The USD/CAD pair maintained its bid tone heading into the North American session and was last seen trading near the daily high, just above the 1.2700 mark.
A combination of factors assisted the USD/CAD pair to catch fresh bids on Tuesday and recover a part of the overnight losses back closer to the 1.2450 support zone. Crude oil prices pulled away from the seven-year high touched last Friday and undermined the commodity-linked loonie. Apart from this, modest US dollar strength acted as a tailwind for the major.
Expectations that the revival of the 2015 international nuclear agreement could return more than 1 million barrels per day of Iranian oil – equating to more than 1% of global supply – in the markets. This, in turn, prompted traders to lighten their bullish bets ahead of the indirect talks between the United States and Iran, due to resume in Vienna on Tuesday.
On the other hand, the greenback drew some support from a fresh leg up in the US Treasury bond yields, bolstered by speculations for a faster policy tightening by the Fed.
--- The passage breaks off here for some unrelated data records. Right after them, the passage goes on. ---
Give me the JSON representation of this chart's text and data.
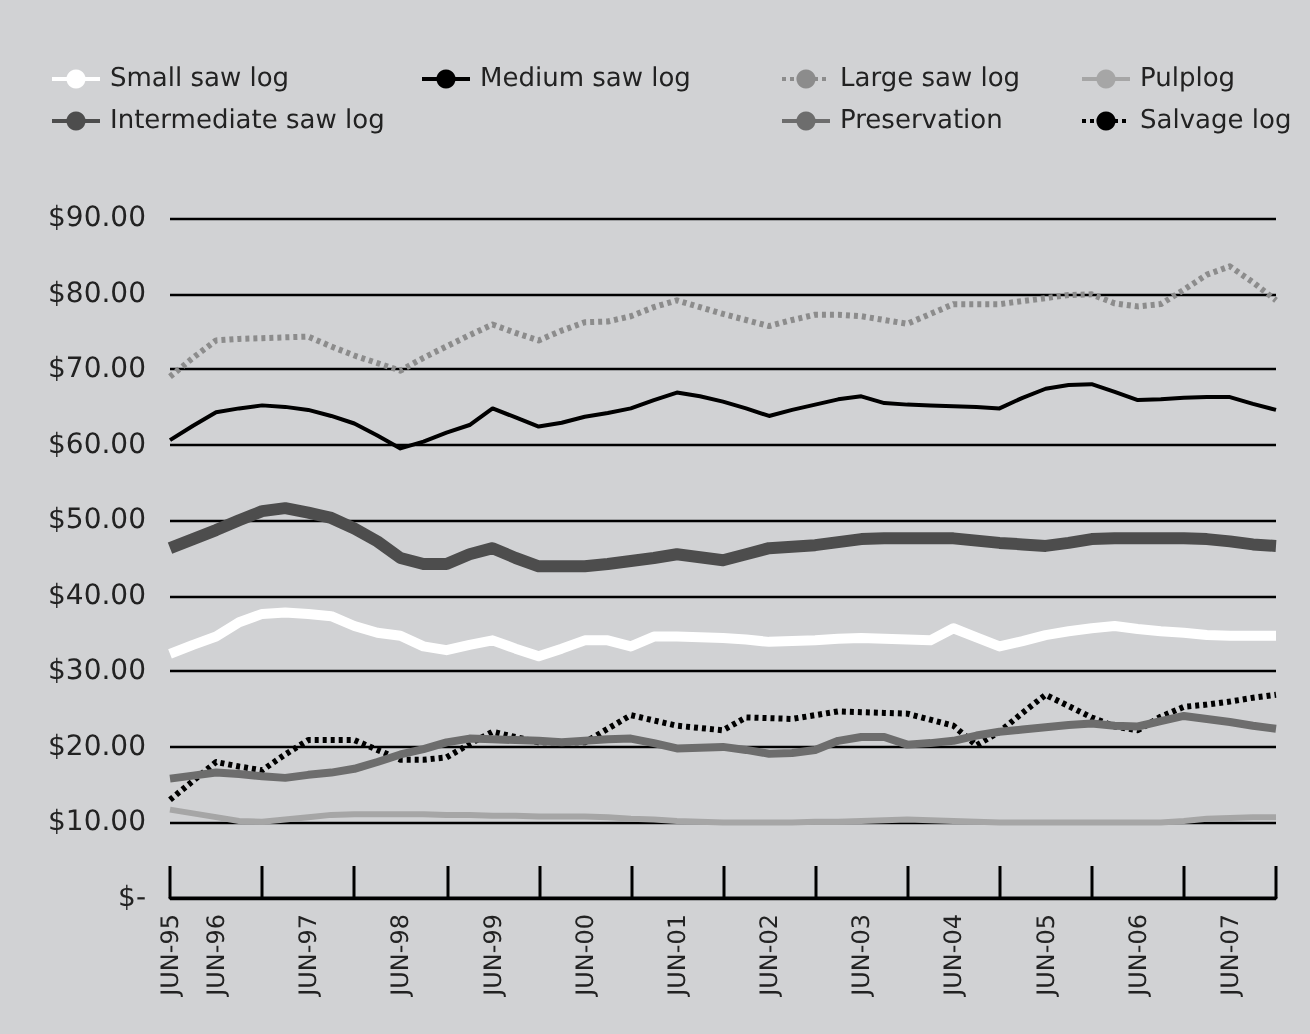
{
  "chart_data": {
    "type": "line",
    "categories": [
      "JUN-95",
      null,
      "JUN-96",
      null,
      null,
      null,
      "JUN-97",
      null,
      null,
      null,
      "JUN-98",
      null,
      null,
      null,
      "JUN-99",
      null,
      null,
      null,
      "JUN-00",
      null,
      null,
      null,
      "JUN-01",
      null,
      null,
      null,
      "JUN-02",
      null,
      null,
      null,
      "JUN-03",
      null,
      null,
      null,
      "JUN-04",
      null,
      null,
      null,
      "JUN-05",
      null,
      null,
      null,
      "JUN-06",
      null,
      null,
      null,
      "JUN-07",
      null,
      null
    ],
    "series": [
      {
        "name": "Small saw log",
        "color": "#ffffff",
        "line_style": "solid",
        "values": [
          32.3,
          33.5,
          34.6,
          36.5,
          37.6,
          37.8,
          37.6,
          37.3,
          36.0,
          35.1,
          34.7,
          33.3,
          32.8,
          33.5,
          34.1,
          33.0,
          32.0,
          33.0,
          34.1,
          34.1,
          33.3,
          34.6,
          34.6,
          34.5,
          34.4,
          34.2,
          33.9,
          34.0,
          34.1,
          34.3,
          34.4,
          34.3,
          34.2,
          34.1,
          35.7,
          34.5,
          33.3,
          34.0,
          34.8,
          35.3,
          35.7,
          36.0,
          35.6,
          35.3,
          35.1,
          34.8,
          34.7,
          34.7,
          34.7
        ]
      },
      {
        "name": "Intermediate saw log",
        "color": "#4d4d4d",
        "line_style": "solid",
        "values": [
          46.3,
          47.5,
          48.7,
          50.0,
          51.2,
          51.6,
          51.0,
          50.3,
          48.9,
          47.2,
          45.0,
          44.2,
          44.2,
          45.5,
          46.3,
          45.0,
          43.9,
          43.9,
          43.9,
          44.2,
          44.6,
          45.0,
          45.5,
          45.1,
          44.7,
          45.5,
          46.3,
          46.5,
          46.7,
          47.1,
          47.5,
          47.6,
          47.6,
          47.6,
          47.6,
          47.3,
          47.0,
          46.8,
          46.6,
          47.0,
          47.5,
          47.6,
          47.6,
          47.6,
          47.6,
          47.5,
          47.2,
          46.8,
          46.6
        ]
      },
      {
        "name": "Medium saw log",
        "color": "#000000",
        "line_style": "solid",
        "values": [
          60.6,
          62.5,
          64.3,
          64.8,
          65.2,
          65.0,
          64.6,
          63.8,
          62.8,
          61.2,
          59.5,
          60.4,
          61.6,
          62.6,
          64.8,
          63.6,
          62.4,
          62.9,
          63.7,
          64.2,
          64.8,
          65.9,
          66.9,
          66.4,
          65.7,
          64.8,
          63.8,
          64.6,
          65.3,
          66.0,
          66.4,
          65.5,
          65.3,
          65.2,
          65.1,
          65.0,
          64.8,
          66.2,
          67.4,
          67.9,
          68.0,
          67.0,
          65.9,
          66.0,
          66.2,
          66.3,
          66.3,
          65.4,
          64.6
        ]
      },
      {
        "name": "Large saw log",
        "color": "#8c8c8c",
        "line_style": "dotted",
        "values": [
          69.0,
          71.5,
          73.8,
          74.0,
          74.1,
          74.2,
          74.3,
          73.0,
          71.8,
          70.8,
          69.8,
          71.5,
          73.0,
          74.5,
          75.9,
          74.8,
          73.8,
          75.1,
          76.2,
          76.3,
          77.0,
          78.2,
          79.1,
          78.2,
          77.3,
          76.5,
          75.7,
          76.5,
          77.2,
          77.2,
          77.0,
          76.5,
          76.0,
          77.3,
          78.6,
          78.6,
          78.6,
          79.0,
          79.4,
          79.8,
          79.9,
          78.7,
          78.3,
          78.6,
          80.5,
          82.5,
          83.6,
          81.5,
          79.1
        ]
      },
      {
        "name": "Preservation",
        "color": "#6d6d6d",
        "line_style": "solid",
        "values": [
          15.8,
          16.2,
          16.6,
          16.4,
          16.1,
          15.9,
          16.3,
          16.6,
          17.1,
          18.0,
          19.0,
          19.7,
          20.6,
          21.1,
          21.0,
          20.9,
          20.8,
          20.6,
          20.8,
          21.0,
          21.1,
          20.5,
          19.8,
          19.9,
          20.0,
          19.6,
          19.1,
          19.2,
          19.6,
          20.8,
          21.3,
          21.3,
          20.3,
          20.5,
          20.8,
          21.5,
          22.0,
          22.3,
          22.6,
          22.9,
          23.1,
          22.8,
          22.7,
          23.4,
          24.1,
          23.7,
          23.3,
          22.8,
          22.4
        ]
      },
      {
        "name": "Pulplog",
        "color": "#a6a6a6",
        "line_style": "solid",
        "values": [
          11.7,
          11.2,
          10.7,
          10.2,
          10.1,
          10.4,
          10.7,
          11.0,
          11.1,
          11.1,
          11.1,
          11.1,
          11.0,
          11.0,
          10.9,
          10.9,
          10.8,
          10.8,
          10.8,
          10.7,
          10.5,
          10.4,
          10.2,
          10.1,
          10.0,
          10.0,
          10.0,
          10.0,
          10.1,
          10.1,
          10.2,
          10.3,
          10.4,
          10.3,
          10.2,
          10.1,
          10.0,
          10.0,
          10.0,
          10.0,
          10.0,
          10.0,
          10.0,
          10.0,
          10.2,
          10.5,
          10.6,
          10.7,
          10.7
        ]
      },
      {
        "name": "Salvage log",
        "color": "#000000",
        "line_style": "dotted",
        "values": [
          13.0,
          15.5,
          18.0,
          17.4,
          16.9,
          19.0,
          20.9,
          20.9,
          20.9,
          19.6,
          18.3,
          18.3,
          18.6,
          20.4,
          22.0,
          21.3,
          20.6,
          20.6,
          20.6,
          22.4,
          24.2,
          23.5,
          22.8,
          22.5,
          22.2,
          23.9,
          23.8,
          23.7,
          24.2,
          24.7,
          24.6,
          24.5,
          24.4,
          23.6,
          22.8,
          20.2,
          22.0,
          24.5,
          26.9,
          25.4,
          23.9,
          22.7,
          22.2,
          24.0,
          25.3,
          25.6,
          26.0,
          26.5,
          26.9
        ]
      }
    ],
    "ylim": [
      0,
      90
    ],
    "yticks": [
      {
        "value": 0,
        "label": "$-"
      },
      {
        "value": 10,
        "label": "$10.00"
      },
      {
        "value": 20,
        "label": "$20.00"
      },
      {
        "value": 30,
        "label": "$30.00"
      },
      {
        "value": 40,
        "label": "$40.00"
      },
      {
        "value": 50,
        "label": "$50.00"
      },
      {
        "value": 60,
        "label": "$60.00"
      },
      {
        "value": 70,
        "label": "$70.00"
      },
      {
        "value": 80,
        "label": "$80.00"
      },
      {
        "value": 90,
        "label": "$90.00"
      }
    ],
    "grid": "y",
    "legend": "top",
    "marker": "none"
  }
}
In fact, the markets have been pricing in the possibility of a full 50 bps rate hike at the March FOMC meeting amid worries about stubbornly high inflationary pressures.
This, in turn, pushed the yield on the benchmark 10-year US government bond well within the striking distance of the 2.0% threshold. Adding to this, the 2-year and 5-year notes – which are highly sensitive to rate hike expectations – held steady near the highest level since February 2020 and July 2019, respectively, and underpinned the greenback.
Hence, the market focus will remain glued to the release of the US consumer inflation figures on Thursday. The US CPI report will determine the Fed's near-term policy outlook and help determine the next leg of a directional move for the USD/CAD pair. In the meantime, traders might prefer to wait on the sidelines and refrain from placing aggressive bets.
Moreover, hopes that global supply would remain tight amid the post-pandemic recovery in fuel demand, along with the conflict between Russia and the West over Ukraine should limit losses for oil prices. This, in turn, should lend some support to the Canadian dollar and further contribute to capping the USD/CAD pair amid absent market-moving economic data.